Friday, May 6, 2011

End of Days...and Ultrarunning

As always, the Writer's Almanac does not disappoint.

Have you ever had to euthanize a cat? (I can't say "put to sleep" although I want to). Then read the following. I know, I know, it's a poem and most of you can't hit the DELETE key fast enough. But read on, Ultrarunner, I'll meet you down at the end.

End of Days by Marge Piercy


Almost always with cats, the end
comes creeping over the two of you--
she stops eating, his back legs
no longer support him, she leans
to your hand and purrs but cannot
rise--sometimes a whimper of pain
although they are stoic. They see
death clearly though hooded eyes.


Then there is the long weepy
trip to the vet, the carrier no
longer necessary, the last time
in your lap. The injection is quick.


Simply they stop breathing
in your arms. You bring them
home to bury in the flower garden,
planting a bush over a deep grave.


That is how I would like to cease,
held in a lover's arms and quickly
fading to black like an old-fashioned
movie embrace. I hate the white
silent scream of hospitals, the whine
of pain like air-conditioning's hum.


I want to click the off switch.


And if I can no longer choose
I want someone who loves me
there, not a doctor with forty patients
and his morality to keep me sort
of, kind of alive or sort of undead.


Why are we more rational and kinder
to our pets than to ourselves or our
parents? Death is not the worst
thing; denying it can be.


"End of Days" by Marge Piercy, from The Hunger Moon: New and Selected Poems, 1980 - 2010. (c) Alfred A. Knopf, 2011. Reprinted with permission.

The connection to Ultrarunning?

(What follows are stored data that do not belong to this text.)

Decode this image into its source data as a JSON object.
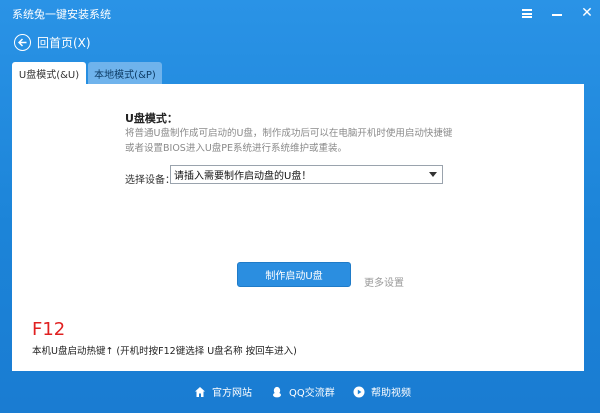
{
  "window": {
    "title": "系统兔一键安装系统",
    "buttons": {
      "menu_icon": "menu-icon",
      "minimize_icon": "minimize-icon",
      "close_icon": "close-icon",
      "close_glyph": "✕"
    }
  },
  "nav": {
    "back_label": "回首页(X)",
    "back_icon": "back-arrow-icon"
  },
  "tabs": [
    {
      "label": "U盘模式(&U)",
      "active": true
    },
    {
      "label": "本地模式(&P)",
      "active": false
    }
  ],
  "usb_mode": {
    "heading": "U盘模式：",
    "description": "将普通U盘制作成可启动的U盘，制作成功后可以在电脑开机时使用启动快捷键或者设置BIOS进入U盘PE系统进行系统维护或重装。",
    "device_label": "选择设备：",
    "device_value": "请插入需要制作启动盘的U盘！",
    "make_button": "制作启动U盘",
    "more_settings": "更多设置",
    "hotkey": "F12",
    "hotkey_note": "本机U盘启动热键↑ (开机时按F12键选择 U盘名称 按回车进入)"
  },
  "footer": {
    "links": [
      {
        "label": "官方网站",
        "icon": "home-icon"
      },
      {
        "label": "QQ交流群",
        "icon": "qq-icon"
      },
      {
        "label": "帮助视频",
        "icon": "play-icon"
      }
    ]
  },
  "colors": {
    "window_bg": "#1c84d8",
    "accent_button": "#2b8ee0",
    "inactive_tab": "#6fb3ec",
    "hotkey_red": "#e02020"
  }
}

Most of us won't admit it--I know I don't like to--but our ultra careers are finite. There was a beginning and there WILL be an end. For the lucky few, I suppose, they will be running up until the day they die, and never have to face a life without Ultrarunning.

But for most of us, old age will take its toll, slowing us down and chipping away at our limbs and our organs and our minds, until at last running becomes impossible. After decades, probably, the sudden stillness will be abrupt and final. One day, you are an Ultrarunner, and the next day you are not.

Frankly, I am afraid to cope with that eventuality. I started running in 1979 when I was 27 years old, when a job change afforded me the opportunity. I have been a runner for the 32 years since, with brief timeouts for surgery etc (although I have never had a serious running injury that put me on the disabled list for more than a week).

But wait, read the poem again. If the decline is gradual, I will see the end of Ultrarunning and come to accept it as just being time. I will look back and be eternally grateful for the quietly rich pageant that has been my ultra career, and bask in the memories until my real light finally goes out for good.